Thursday, October 4, 2012

Report from North Carolina Yearly Meeting


ESR Associate Professor of Christian Spirituality Carole Spencer brings us this report from North Carolina Yearly Meeting:

The 315th Annual Sessions of the North Carolina Yearly Meeting of Friends (FUM) was held Aug. 31-Sept. 3, 2012 at Blue Ridge Assembly, an historic YMCA retreat in Black Mountain NC.  I was asked to speak two evenings on the theme of “Community.”   In choosing a text to speak from, I tried to image what scripture Jesus might have used if he had been asked to address NCYM on the theme of community.  Since Jesus quoted from Isaiah 56:7 at the turning point in his ministry when he cleansed the Temple in Jerusalem, “My house shall be called a house of prayer for all peoples” (Mark 11:17), I chose as scripture for my two messages, Isaiah 56:1-8, in which we find the original context for Jesus’ words.  The theme thus became “Becoming a House of Prayer for all Peoples.” 

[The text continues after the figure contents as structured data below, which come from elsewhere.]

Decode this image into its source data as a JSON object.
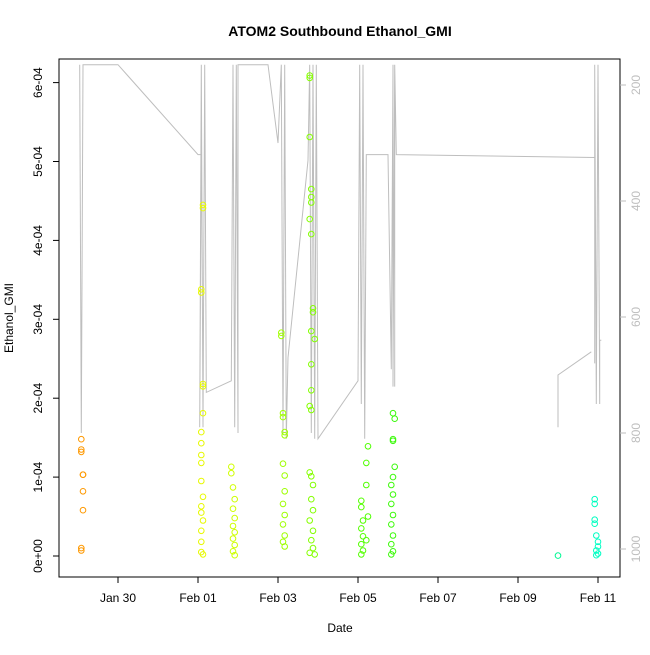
{
  "chart_data": {
    "type": "scatter",
    "title": "ATOM2 Southbound Ethanol_GMI",
    "xlabel": "Date",
    "ylabel": "Ethanol_GMI",
    "x_ticks": [
      "Jan 30",
      "Feb 01",
      "Feb 03",
      "Feb 05",
      "Feb 07",
      "Feb 09",
      "Feb 11"
    ],
    "y_ticks": [
      "0e+00",
      "1e-04",
      "2e-04",
      "3e-04",
      "4e-04",
      "5e-04",
      "6e-04"
    ],
    "y2_ticks": [
      "200",
      "400",
      "600",
      "800",
      "1000"
    ],
    "ylim": [
      0,
      0.00063
    ],
    "y2lim": [
      1020,
      165
    ],
    "grid": false,
    "colors": {
      "axis": "#000000",
      "right_axis": "#bebebe",
      "line": "#bebebe",
      "marker_start": "#ff9500",
      "marker_end": "#00ffc8"
    },
    "marker": "open-circle",
    "series": [
      {
        "name": "Ethanol_GMI",
        "axis": "left",
        "points": [
          {
            "x": "2016-01-29 02:00",
            "y": 0.000148
          },
          {
            "x": "2016-01-29 02:00",
            "y": 0.000135
          },
          {
            "x": "2016-01-29 02:00",
            "y": 0.000132
          },
          {
            "x": "2016-01-29 03:00",
            "y": 0.000103
          },
          {
            "x": "2016-01-29 03:00",
            "y": 0.000103
          },
          {
            "x": "2016-01-29 03:00",
            "y": 8.2e-05
          },
          {
            "x": "2016-01-29 03:00",
            "y": 5.8e-05
          },
          {
            "x": "2016-01-29 02:00",
            "y": 1e-05
          },
          {
            "x": "2016-01-29 02:00",
            "y": 7e-06
          },
          {
            "x": "2016-02-01 03:00",
            "y": 0.000445
          },
          {
            "x": "2016-02-01 03:00",
            "y": 0.000441
          },
          {
            "x": "2016-02-01 02:00",
            "y": 0.000338
          },
          {
            "x": "2016-02-01 02:00",
            "y": 0.000334
          },
          {
            "x": "2016-02-01 03:00",
            "y": 0.000218
          },
          {
            "x": "2016-02-01 03:00",
            "y": 0.000215
          },
          {
            "x": "2016-02-01 03:00",
            "y": 0.000181
          },
          {
            "x": "2016-02-01 02:00",
            "y": 0.000157
          },
          {
            "x": "2016-02-01 02:00",
            "y": 0.000143
          },
          {
            "x": "2016-02-01 02:00",
            "y": 0.000128
          },
          {
            "x": "2016-02-01 02:00",
            "y": 0.000118
          },
          {
            "x": "2016-02-01 02:00",
            "y": 9.5e-05
          },
          {
            "x": "2016-02-01 03:00",
            "y": 7.5e-05
          },
          {
            "x": "2016-02-01 02:00",
            "y": 6.3e-05
          },
          {
            "x": "2016-02-01 02:00",
            "y": 5.5e-05
          },
          {
            "x": "2016-02-01 03:00",
            "y": 4.5e-05
          },
          {
            "x": "2016-02-01 02:00",
            "y": 3.2e-05
          },
          {
            "x": "2016-02-01 02:00",
            "y": 1.8e-05
          },
          {
            "x": "2016-02-01 02:00",
            "y": 5e-06
          },
          {
            "x": "2016-02-01 03:00",
            "y": 2e-06
          },
          {
            "x": "2016-02-01 20:00",
            "y": 0.000113
          },
          {
            "x": "2016-02-01 20:00",
            "y": 0.000105
          },
          {
            "x": "2016-02-01 21:00",
            "y": 8.7e-05
          },
          {
            "x": "2016-02-01 22:00",
            "y": 7.2e-05
          },
          {
            "x": "2016-02-01 21:00",
            "y": 6e-05
          },
          {
            "x": "2016-02-01 22:00",
            "y": 4.8e-05
          },
          {
            "x": "2016-02-01 21:00",
            "y": 3.8e-05
          },
          {
            "x": "2016-02-01 22:00",
            "y": 3e-05
          },
          {
            "x": "2016-02-01 21:00",
            "y": 2.2e-05
          },
          {
            "x": "2016-02-01 22:00",
            "y": 1.4e-05
          },
          {
            "x": "2016-02-01 21:00",
            "y": 6e-06
          },
          {
            "x": "2016-02-01 22:00",
            "y": 1e-06
          },
          {
            "x": "2016-02-03 02:00",
            "y": 0.000283
          },
          {
            "x": "2016-02-03 02:00",
            "y": 0.000279
          },
          {
            "x": "2016-02-03 03:00",
            "y": 0.000181
          },
          {
            "x": "2016-02-03 03:00",
            "y": 0.000176
          },
          {
            "x": "2016-02-03 04:00",
            "y": 0.000157
          },
          {
            "x": "2016-02-03 04:00",
            "y": 0.000153
          },
          {
            "x": "2016-02-03 03:00",
            "y": 0.000117
          },
          {
            "x": "2016-02-03 04:00",
            "y": 0.000102
          },
          {
            "x": "2016-02-03 04:00",
            "y": 8.2e-05
          },
          {
            "x": "2016-02-03 03:00",
            "y": 6.6e-05
          },
          {
            "x": "2016-02-03 04:00",
            "y": 5.2e-05
          },
          {
            "x": "2016-02-03 03:00",
            "y": 4e-05
          },
          {
            "x": "2016-02-03 04:00",
            "y": 2.6e-05
          },
          {
            "x": "2016-02-03 03:00",
            "y": 1.8e-05
          },
          {
            "x": "2016-02-03 04:00",
            "y": 1.2e-05
          },
          {
            "x": "2016-02-03 19:00",
            "y": 0.000609
          },
          {
            "x": "2016-02-03 19:00",
            "y": 0.000606
          },
          {
            "x": "2016-02-03 19:00",
            "y": 0.000531
          },
          {
            "x": "2016-02-03 20:00",
            "y": 0.000465
          },
          {
            "x": "2016-02-03 20:00",
            "y": 0.000455
          },
          {
            "x": "2016-02-03 20:00",
            "y": 0.000448
          },
          {
            "x": "2016-02-03 19:00",
            "y": 0.000427
          },
          {
            "x": "2016-02-03 20:00",
            "y": 0.000408
          },
          {
            "x": "2016-02-03 21:00",
            "y": 0.000314
          },
          {
            "x": "2016-02-03 21:00",
            "y": 0.000309
          },
          {
            "x": "2016-02-03 20:00",
            "y": 0.000285
          },
          {
            "x": "2016-02-03 22:00",
            "y": 0.000275
          },
          {
            "x": "2016-02-03 20:00",
            "y": 0.000243
          },
          {
            "x": "2016-02-03 20:00",
            "y": 0.00021
          },
          {
            "x": "2016-02-03 19:00",
            "y": 0.00019
          },
          {
            "x": "2016-02-03 20:00",
            "y": 0.000185
          },
          {
            "x": "2016-02-03 19:00",
            "y": 0.000106
          },
          {
            "x": "2016-02-03 20:00",
            "y": 0.000101
          },
          {
            "x": "2016-02-03 21:00",
            "y": 9e-05
          },
          {
            "x": "2016-02-03 20:00",
            "y": 7.2e-05
          },
          {
            "x": "2016-02-03 21:00",
            "y": 5.8e-05
          },
          {
            "x": "2016-02-03 19:00",
            "y": 4.5e-05
          },
          {
            "x": "2016-02-03 21:00",
            "y": 3.2e-05
          },
          {
            "x": "2016-02-03 20:00",
            "y": 2e-05
          },
          {
            "x": "2016-02-03 21:00",
            "y": 1e-05
          },
          {
            "x": "2016-02-03 19:00",
            "y": 4e-06
          },
          {
            "x": "2016-02-03 22:00",
            "y": 2e-06
          },
          {
            "x": "2016-02-05 02:00",
            "y": 7e-05
          },
          {
            "x": "2016-02-05 02:00",
            "y": 6.2e-05
          },
          {
            "x": "2016-02-05 03:00",
            "y": 4.5e-05
          },
          {
            "x": "2016-02-05 02:00",
            "y": 3.5e-05
          },
          {
            "x": "2016-02-05 03:00",
            "y": 2.5e-05
          },
          {
            "x": "2016-02-05 02:00",
            "y": 1.5e-05
          },
          {
            "x": "2016-02-05 03:00",
            "y": 7e-06
          },
          {
            "x": "2016-02-05 02:00",
            "y": 2e-06
          },
          {
            "x": "2016-02-05 06:00",
            "y": 0.000139
          },
          {
            "x": "2016-02-05 05:00",
            "y": 0.000118
          },
          {
            "x": "2016-02-05 05:00",
            "y": 9e-05
          },
          {
            "x": "2016-02-05 06:00",
            "y": 5e-05
          },
          {
            "x": "2016-02-05 05:00",
            "y": 2e-05
          },
          {
            "x": "2016-02-05 21:00",
            "y": 0.000181
          },
          {
            "x": "2016-02-05 22:00",
            "y": 0.000174
          },
          {
            "x": "2016-02-05 21:00",
            "y": 0.000148
          },
          {
            "x": "2016-02-05 21:00",
            "y": 0.000146
          },
          {
            "x": "2016-02-05 22:00",
            "y": 0.000113
          },
          {
            "x": "2016-02-05 21:00",
            "y": 0.0001
          },
          {
            "x": "2016-02-05 20:00",
            "y": 9e-05
          },
          {
            "x": "2016-02-05 21:00",
            "y": 7.8e-05
          },
          {
            "x": "2016-02-05 20:00",
            "y": 6.6e-05
          },
          {
            "x": "2016-02-05 21:00",
            "y": 5.2e-05
          },
          {
            "x": "2016-02-05 20:00",
            "y": 4e-05
          },
          {
            "x": "2016-02-05 21:00",
            "y": 2.6e-05
          },
          {
            "x": "2016-02-05 20:00",
            "y": 1.5e-05
          },
          {
            "x": "2016-02-05 21:00",
            "y": 6e-06
          },
          {
            "x": "2016-02-05 20:00",
            "y": 2e-06
          },
          {
            "x": "2016-02-10 00:00",
            "y": 5e-07
          },
          {
            "x": "2016-02-10 22:00",
            "y": 7.2e-05
          },
          {
            "x": "2016-02-10 22:00",
            "y": 6.6e-05
          },
          {
            "x": "2016-02-10 22:00",
            "y": 4.6e-05
          },
          {
            "x": "2016-02-10 22:00",
            "y": 4.1e-05
          },
          {
            "x": "2016-02-10 23:00",
            "y": 2.6e-05
          },
          {
            "x": "2016-02-11 00:00",
            "y": 1.8e-05
          },
          {
            "x": "2016-02-11 00:00",
            "y": 1.2e-05
          },
          {
            "x": "2016-02-10 23:00",
            "y": 7e-06
          },
          {
            "x": "2016-02-11 00:00",
            "y": 3e-06
          },
          {
            "x": "2016-02-10 23:00",
            "y": 1e-06
          }
        ]
      },
      {
        "axis": "right",
        "points": [
          {
            "x": "2016-01-29 01:00",
            "y": 165
          },
          {
            "x": "2016-01-29 02:00",
            "y": 800
          },
          {
            "x": "2016-01-29 03:00",
            "y": 165
          },
          {
            "x": "2016-01-30 00:00",
            "y": 165
          },
          {
            "x": "2016-02-01 00:00",
            "y": 320
          },
          {
            "x": "2016-02-01 02:00",
            "y": 320
          },
          {
            "x": "2016-02-01 01:00",
            "y": 790
          },
          {
            "x": "2016-02-01 02:00",
            "y": 165
          },
          {
            "x": "2016-02-01 03:00",
            "y": 790
          },
          {
            "x": "2016-02-01 04:00",
            "y": 165
          },
          {
            "x": "2016-02-01 05:00",
            "y": 730
          },
          {
            "x": "2016-02-01 20:00",
            "y": 710
          },
          {
            "x": "2016-02-01 21:00",
            "y": 165
          },
          {
            "x": "2016-02-01 22:00",
            "y": 790
          },
          {
            "x": "2016-02-01 23:00",
            "y": 165
          },
          {
            "x": "2016-02-02 00:00",
            "y": 800
          },
          {
            "x": "2016-02-02 00:00",
            "y": 165
          },
          {
            "x": "2016-02-02 18:00",
            "y": 165
          },
          {
            "x": "2016-02-03 00:00",
            "y": 300
          },
          {
            "x": "2016-02-03 02:00",
            "y": 165
          },
          {
            "x": "2016-02-03 03:00",
            "y": 800
          },
          {
            "x": "2016-02-03 04:00",
            "y": 165
          },
          {
            "x": "2016-02-03 05:00",
            "y": 810
          },
          {
            "x": "2016-02-03 06:00",
            "y": 670
          },
          {
            "x": "2016-02-03 18:00",
            "y": 330
          },
          {
            "x": "2016-02-03 19:00",
            "y": 165
          },
          {
            "x": "2016-02-03 20:00",
            "y": 800
          },
          {
            "x": "2016-02-03 21:00",
            "y": 165
          },
          {
            "x": "2016-02-03 22:00",
            "y": 810
          },
          {
            "x": "2016-02-03 23:00",
            "y": 165
          },
          {
            "x": "2016-02-04 00:00",
            "y": 810
          },
          {
            "x": "2016-02-05 00:00",
            "y": 710
          },
          {
            "x": "2016-02-05 01:00",
            "y": 165
          },
          {
            "x": "2016-02-05 02:00",
            "y": 750
          },
          {
            "x": "2016-02-05 03:00",
            "y": 165
          },
          {
            "x": "2016-02-05 04:00",
            "y": 810
          },
          {
            "x": "2016-02-05 05:00",
            "y": 320
          },
          {
            "x": "2016-02-05 18:00",
            "y": 320
          },
          {
            "x": "2016-02-05 20:00",
            "y": 690
          },
          {
            "x": "2016-02-05 21:00",
            "y": 165
          },
          {
            "x": "2016-02-05 21:00",
            "y": 720
          },
          {
            "x": "2016-02-05 22:00",
            "y": 165
          },
          {
            "x": "2016-02-05 22:00",
            "y": 720
          },
          {
            "x": "2016-02-05 22:00",
            "y": 165
          },
          {
            "x": "2016-02-05 23:00",
            "y": 320
          },
          {
            "x": "2016-02-10 22:00",
            "y": 325
          },
          {
            "x": "2016-02-10 22:00",
            "y": 680
          },
          {
            "x": "2016-02-10 22:00",
            "y": 165
          },
          {
            "x": "2016-02-10 23:00",
            "y": 750
          },
          {
            "x": "2016-02-11 00:00",
            "y": 165
          },
          {
            "x": "2016-02-11 01:00",
            "y": 750
          },
          {
            "x": "2016-02-11 01:00",
            "y": 640
          },
          {
            "x": "2016-02-11 02:00",
            "y": 640
          }
        ]
      },
      {
        "axis": "right",
        "points": [
          {
            "x": "2016-02-10 00:00",
            "y": 790
          },
          {
            "x": "2016-02-10 00:00",
            "y": 700
          },
          {
            "x": "2016-02-10 20:00",
            "y": 660
          }
        ]
      }
    ]
  }
}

The points which this passage reflects relevant to community are: becoming a contemplative community (a house of prayer), and becoming an inclusive and missional community (for all peoples).  Verses 2-5 are especially relevant today: welcoming the foreigner when our country seems to be entering a new era of prejudice against foreigners, and welcoming  eunuchs, which relates to sexual differentness, so divisive in our churches today.   The context of this passage, often called “Third Isaiah” is the return of the Jews from exile in Babylon, rebuilding the Temple, and trying to regain their national identity by pursuing a policy of increasing exclusiveness, reflected in a kind of “purity movement” in which foreigners and eunuchs were excluded from the new worshiping community.  Those who wanted to carefully preserve the Mosaic tradition of exclusivity had announced strict boundaries as to who was in and who was out.  But the prophet counters with an astonishing announcement: these two most objectionable classes of people are to be gathered, welcomed and celebrated in the new community—a radical break with the law in Deuteronomy (Deut 23:1-6).  The eunuchs were outcasts within the Israelite society, the Other, usually slaves or servants, the outsider who was sexually different, who could not bear children, thus would never have a “name” as they had no descendents.  But Isaiah says: “Do not let the eunuch say ‘I am just a dry tree’ for they will be given “a monument and a name better than sons and daughters…an everlasting name that shall not be cut off.” (Isa. 58:2-5).
Isaiah envisions a gathering of diverse peoples—exiles, outcasts, outsiders, foreigners, all “joined to the Lord” in a house of prayer.  While on one level he is envisioning the rebuilt Temple in Jerusalem, on another level he is envisioning an entirely new future community, a diverse, multi-cultural, multi-ethnic, inclusive community of people united to God in prayer.  The prophet’s radical vision was not realized in his time, so some 500 years later, God comes down, even more radically than the prophet’s message, into time and space, as a human being, to re-inaugurate a new community.
Jesus called this new community, the Kingdom of God. It was the heart of teaching and message. This kingdom is not simply about heaven, but a community of transformation on earth.  God’s purpose in salvation is to form us into community, to become part of God’s mission in the world, which is what the word “missional” means—“participating with God in what God is doing in the world.”

Which brings us full circle back to the incident when Jesus quotes from Isaiah 56:7 as he overturns the tables in the Temple and drives out those who had made it a “den of thieves”.   He is radically overturning the patterns of dominance and empire, the world’s understanding of power and privilege and exclusion.  He casts outs the “thieves” and invites in the sick and lame and heals them. 
Our communities are to be a foretaste, a sign, a mini-version of this new inclusive community, which we are already living in but has not been fully realized. We are to be missional communities participating in the ongoing building of the reign of God in this world. To be missional is to love God through loving our neighbors.  “It is God’s mission, for which the Body of Christ—the church—exists.  We participate in helping to build toward the dream God has planted in our hearts.”[1]



[1] A quote from Katharine Jefferts Schori in Gathering at God’s Table.